I had no problem here, the model took 2.5 GB of memory. I then deployed the model to the server without processing it, just metadata. I then closed SSDT, that would unload the SSDT workspace and free up the memory. So now I have 3 GB free and a non processed database on the server.
I now processed the database using process full. To my surprise it failed processing with out of memory .. what happened here ? Why did my model fit while I was building it but now while I am processing it?
The difference here is that during processing of a database it processes all tables in parallel instead of per table what I did during importing. The key to understanding why this would cause memory issues is understanding what is going on during processing. When a table is processed it has several steps:
- Read and encoding the data into memory
- Compress the data
- Calculate the relationships, calc columns, hierarchies etc.
So as you can see the first step is reading and encoding all the data, at this point it is not compressed yet. Now if you have multiple tables processing at once it will read the data for all these columns into memory all at the same time, uncompressed. This makes that you need a much larger amount of memory on the server during processing than when the actual database is processed. What is worth to point out is that our engine actually reads the data in segments, 8 million rows per pass, before passing it on to be compressed, in my case it didn’t matter since my table was only 2 million rows.
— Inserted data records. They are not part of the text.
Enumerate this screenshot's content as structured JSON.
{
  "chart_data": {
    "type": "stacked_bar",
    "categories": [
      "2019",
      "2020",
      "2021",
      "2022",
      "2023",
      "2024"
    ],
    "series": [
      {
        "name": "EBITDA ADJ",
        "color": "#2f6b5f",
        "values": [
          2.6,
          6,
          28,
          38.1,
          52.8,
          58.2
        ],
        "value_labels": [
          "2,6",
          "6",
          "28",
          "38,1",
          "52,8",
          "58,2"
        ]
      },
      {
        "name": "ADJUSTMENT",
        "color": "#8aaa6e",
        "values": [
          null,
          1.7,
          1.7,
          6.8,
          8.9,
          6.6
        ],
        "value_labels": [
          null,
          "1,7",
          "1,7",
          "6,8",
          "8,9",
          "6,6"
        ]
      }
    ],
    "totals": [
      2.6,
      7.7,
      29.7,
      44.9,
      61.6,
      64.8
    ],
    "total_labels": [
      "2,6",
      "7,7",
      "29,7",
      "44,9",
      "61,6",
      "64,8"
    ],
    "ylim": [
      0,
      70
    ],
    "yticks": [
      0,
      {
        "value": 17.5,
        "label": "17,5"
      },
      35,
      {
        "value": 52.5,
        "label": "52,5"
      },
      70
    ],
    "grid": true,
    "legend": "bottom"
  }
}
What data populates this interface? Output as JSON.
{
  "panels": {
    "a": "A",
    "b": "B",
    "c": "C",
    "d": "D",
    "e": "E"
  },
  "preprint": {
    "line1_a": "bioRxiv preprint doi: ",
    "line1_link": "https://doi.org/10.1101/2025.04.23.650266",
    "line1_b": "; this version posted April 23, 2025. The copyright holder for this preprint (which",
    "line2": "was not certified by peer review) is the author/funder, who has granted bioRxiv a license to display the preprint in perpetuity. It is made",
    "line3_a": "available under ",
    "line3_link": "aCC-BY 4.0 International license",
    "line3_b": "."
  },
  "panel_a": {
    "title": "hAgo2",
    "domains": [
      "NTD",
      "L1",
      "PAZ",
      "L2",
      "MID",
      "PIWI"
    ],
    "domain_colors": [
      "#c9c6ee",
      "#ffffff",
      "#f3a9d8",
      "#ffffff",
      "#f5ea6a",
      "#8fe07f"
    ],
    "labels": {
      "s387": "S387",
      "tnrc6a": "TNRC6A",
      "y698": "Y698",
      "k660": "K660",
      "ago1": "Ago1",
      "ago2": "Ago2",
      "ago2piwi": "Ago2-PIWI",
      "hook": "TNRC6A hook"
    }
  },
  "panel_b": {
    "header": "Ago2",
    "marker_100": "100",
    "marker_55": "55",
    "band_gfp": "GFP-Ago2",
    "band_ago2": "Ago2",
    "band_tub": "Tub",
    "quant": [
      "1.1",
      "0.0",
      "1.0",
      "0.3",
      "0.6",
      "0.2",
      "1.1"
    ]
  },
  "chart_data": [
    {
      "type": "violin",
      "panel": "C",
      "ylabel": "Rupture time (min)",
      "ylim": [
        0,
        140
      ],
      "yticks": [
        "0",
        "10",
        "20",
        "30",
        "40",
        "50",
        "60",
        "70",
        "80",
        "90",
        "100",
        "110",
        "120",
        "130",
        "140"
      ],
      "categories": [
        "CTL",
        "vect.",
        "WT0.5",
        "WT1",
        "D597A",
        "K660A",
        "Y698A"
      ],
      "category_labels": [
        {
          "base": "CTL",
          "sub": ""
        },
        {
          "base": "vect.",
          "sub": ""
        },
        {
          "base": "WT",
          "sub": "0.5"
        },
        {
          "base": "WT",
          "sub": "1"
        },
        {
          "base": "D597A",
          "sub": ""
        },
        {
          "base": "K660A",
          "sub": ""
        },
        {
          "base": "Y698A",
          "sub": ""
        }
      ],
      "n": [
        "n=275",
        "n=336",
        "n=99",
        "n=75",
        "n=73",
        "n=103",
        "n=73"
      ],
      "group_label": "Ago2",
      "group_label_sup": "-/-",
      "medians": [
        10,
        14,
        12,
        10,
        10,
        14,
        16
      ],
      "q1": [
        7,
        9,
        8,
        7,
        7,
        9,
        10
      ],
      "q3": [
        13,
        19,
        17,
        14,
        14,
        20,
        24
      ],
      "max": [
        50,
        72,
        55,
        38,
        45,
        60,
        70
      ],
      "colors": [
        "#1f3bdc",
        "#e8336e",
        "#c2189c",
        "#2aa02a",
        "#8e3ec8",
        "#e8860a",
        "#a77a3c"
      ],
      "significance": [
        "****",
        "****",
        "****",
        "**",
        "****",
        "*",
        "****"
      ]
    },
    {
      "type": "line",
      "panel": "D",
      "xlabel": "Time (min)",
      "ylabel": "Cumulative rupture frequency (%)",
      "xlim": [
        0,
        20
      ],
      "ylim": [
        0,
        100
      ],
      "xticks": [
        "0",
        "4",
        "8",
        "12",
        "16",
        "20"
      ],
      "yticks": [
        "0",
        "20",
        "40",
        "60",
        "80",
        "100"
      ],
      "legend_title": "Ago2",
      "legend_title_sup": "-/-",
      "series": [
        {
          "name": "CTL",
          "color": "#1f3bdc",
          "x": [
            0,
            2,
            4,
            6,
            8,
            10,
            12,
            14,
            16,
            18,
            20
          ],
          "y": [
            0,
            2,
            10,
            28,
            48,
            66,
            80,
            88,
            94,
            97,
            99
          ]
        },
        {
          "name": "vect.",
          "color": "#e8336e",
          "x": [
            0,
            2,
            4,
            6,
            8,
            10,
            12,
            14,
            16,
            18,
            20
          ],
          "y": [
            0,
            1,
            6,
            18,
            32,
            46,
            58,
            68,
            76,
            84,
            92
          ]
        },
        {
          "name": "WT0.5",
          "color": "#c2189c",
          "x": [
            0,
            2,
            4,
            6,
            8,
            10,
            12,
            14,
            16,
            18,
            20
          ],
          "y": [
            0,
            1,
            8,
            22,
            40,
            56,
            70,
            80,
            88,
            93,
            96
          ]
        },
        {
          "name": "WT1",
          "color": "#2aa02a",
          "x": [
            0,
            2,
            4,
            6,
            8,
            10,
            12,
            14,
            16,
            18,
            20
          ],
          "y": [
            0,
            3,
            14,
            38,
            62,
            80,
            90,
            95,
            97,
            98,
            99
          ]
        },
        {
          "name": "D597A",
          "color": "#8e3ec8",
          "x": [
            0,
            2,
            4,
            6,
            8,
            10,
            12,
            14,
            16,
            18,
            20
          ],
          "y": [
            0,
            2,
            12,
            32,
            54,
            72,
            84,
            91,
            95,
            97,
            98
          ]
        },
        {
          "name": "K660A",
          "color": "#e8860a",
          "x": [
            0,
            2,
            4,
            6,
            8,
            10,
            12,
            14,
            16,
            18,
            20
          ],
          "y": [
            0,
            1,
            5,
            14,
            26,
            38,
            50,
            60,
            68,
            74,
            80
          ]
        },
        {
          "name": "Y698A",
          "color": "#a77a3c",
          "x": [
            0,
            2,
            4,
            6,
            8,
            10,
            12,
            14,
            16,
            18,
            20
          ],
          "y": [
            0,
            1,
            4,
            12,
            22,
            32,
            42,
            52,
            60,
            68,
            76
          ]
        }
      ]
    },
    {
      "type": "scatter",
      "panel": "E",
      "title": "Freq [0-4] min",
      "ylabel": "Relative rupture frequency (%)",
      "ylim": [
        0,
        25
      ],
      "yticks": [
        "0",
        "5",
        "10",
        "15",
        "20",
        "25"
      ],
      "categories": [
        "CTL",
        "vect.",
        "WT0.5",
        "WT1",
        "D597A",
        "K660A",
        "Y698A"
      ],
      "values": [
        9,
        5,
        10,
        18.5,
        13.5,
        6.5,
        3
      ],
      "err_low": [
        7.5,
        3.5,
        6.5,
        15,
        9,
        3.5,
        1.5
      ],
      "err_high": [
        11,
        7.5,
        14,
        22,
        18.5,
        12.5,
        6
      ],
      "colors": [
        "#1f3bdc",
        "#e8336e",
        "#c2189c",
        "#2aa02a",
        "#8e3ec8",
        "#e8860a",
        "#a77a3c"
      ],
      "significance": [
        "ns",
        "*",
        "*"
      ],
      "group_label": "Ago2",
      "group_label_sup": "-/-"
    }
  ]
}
Now that you know this its pretty easy to come up with a alternative processing method, you can process each table separate instead of in parallel, that way the memory will be cleared before processing the second table. In my example this allowed me to process the database without any memory pressure.
If you want to know more on what is going on during processing check out this awesome session by my colleagues Ashvini and Allan: http://channel9.msdn.com/Events/TechEd/NorthAmerica/2012/DBI414
I am trying to determine when I will run out of memory on my server. Currently I have no problems with space but would love to forecast out the next n+ years based on historical growth. What object would I go about watching? How do I know that if I process x amount of data that I will approach or get the out or memory error? When restoring a model, does the indicator change?